إِذَا جَاءَكُمْ مَنْ تَرْضَوْنَ دِيْنَهُ وَخُلُقَهُ فَانْكِحُوْهُ، إِلاَّ تَفْعَلُوْا تَكُنْ فِتْنَةٌ فِي اْلأَرْضِ وَفَسَادٌ كَبِيْرٌ.

“Jika datang kepada kalian seseorang yang kalian ridhai agama dan akhlaknya, maka nikahkanlah ia (dengan anak kalian). Jika tidak, maka akan terjadi fitnah di bumi dan kerusakan yang besar.’” [5]
 

Sabtu, 14 April 2012

Alhamdulillah Prosesi Khitbah sudah terlaksana. Keluarga besar dari bapak Sapari datang ke keluarga besar Bapak Bohari di Jl. Bintara VI No.3 pada hari Sabtu, tanggal 14 April 2012. Dengan ini maka Riska Nur Barokah telah resmi di khitbah oleh Atut Priyono.

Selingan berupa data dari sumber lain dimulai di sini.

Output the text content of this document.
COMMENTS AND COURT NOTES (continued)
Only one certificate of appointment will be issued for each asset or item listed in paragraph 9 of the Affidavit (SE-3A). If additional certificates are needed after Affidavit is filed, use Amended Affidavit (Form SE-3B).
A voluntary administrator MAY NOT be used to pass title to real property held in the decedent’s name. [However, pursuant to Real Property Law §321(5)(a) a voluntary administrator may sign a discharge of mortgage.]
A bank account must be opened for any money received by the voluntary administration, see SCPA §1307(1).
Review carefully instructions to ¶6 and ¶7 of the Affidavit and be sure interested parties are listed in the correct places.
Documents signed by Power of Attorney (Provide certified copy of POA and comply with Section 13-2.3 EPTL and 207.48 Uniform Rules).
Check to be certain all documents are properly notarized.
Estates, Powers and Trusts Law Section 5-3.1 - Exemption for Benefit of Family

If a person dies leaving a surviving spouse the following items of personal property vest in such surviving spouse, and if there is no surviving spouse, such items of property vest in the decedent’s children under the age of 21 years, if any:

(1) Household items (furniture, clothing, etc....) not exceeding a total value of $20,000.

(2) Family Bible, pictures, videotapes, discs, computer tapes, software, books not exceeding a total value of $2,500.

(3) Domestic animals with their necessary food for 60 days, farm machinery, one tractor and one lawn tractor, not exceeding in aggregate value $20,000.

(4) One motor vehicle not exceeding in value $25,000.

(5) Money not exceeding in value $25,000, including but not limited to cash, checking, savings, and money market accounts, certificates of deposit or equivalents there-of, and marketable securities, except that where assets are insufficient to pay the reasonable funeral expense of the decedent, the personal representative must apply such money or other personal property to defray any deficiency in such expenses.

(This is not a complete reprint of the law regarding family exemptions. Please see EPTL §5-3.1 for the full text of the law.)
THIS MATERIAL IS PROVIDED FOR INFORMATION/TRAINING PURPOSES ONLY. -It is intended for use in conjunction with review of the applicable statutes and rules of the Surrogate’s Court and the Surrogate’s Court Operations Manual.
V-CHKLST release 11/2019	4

_________________________________________________________________
Footnote
[1]. Hadits shahih: Diriwayatkan oleh al-Bukhari (no. 5142) dan Muslim (no. 1412), dari Shahabat Ibnu ‘Umar radhiyallaahu ‘anhuma. Lafazh ini milik al-Bukhari.
[2]. Hadits shahih: Diriwayatkan oleh Ahmad (III/334, 360), Abu Dawud (no. 2082) dan al-Hakim (II/165), dari Shahabat Jabir bin ‘Abdillah radhiyallaahu ‘anhuma.
[3]. Hadits shahih: Diriwayatkan oleh at-Tirmidzi (no. 1087), an-Nasa-i (VI/69-70), ad-Darimi (II/134) dan lainnya. Dishahihkan oleh Syaikh al-Albani rahimahullaah dalam Shahiih Sunan Ibni Majah (no. 1511).
[4]. Lihat pembahasan masalah ini dalam Syarhus Sunnah (IX/17) oleh Imam al-Baghawi, Syarh Muslim (IX/210) oleh Imam an-Nawawi, Silsilah al-Ahaadiits ash-Shahiihah (I/97-208, no. 95-98) oleh Syaikh al-Albani, al-Mausuu’ah al-Fiqhiyyah al-Muyassarah (V/34-36) oleh Syaikh Husain bin ‘Audah al-‘Awayisyah dan Fiqhun Nazhar (hal. 82-89).
[5]. Hadits hasan lighairihi: Diriwayatkan oleh at-Tirmidzi (no. 1085). Lihat Silsilah al-Ahaadiits ash-Shahiihah (no. 1022).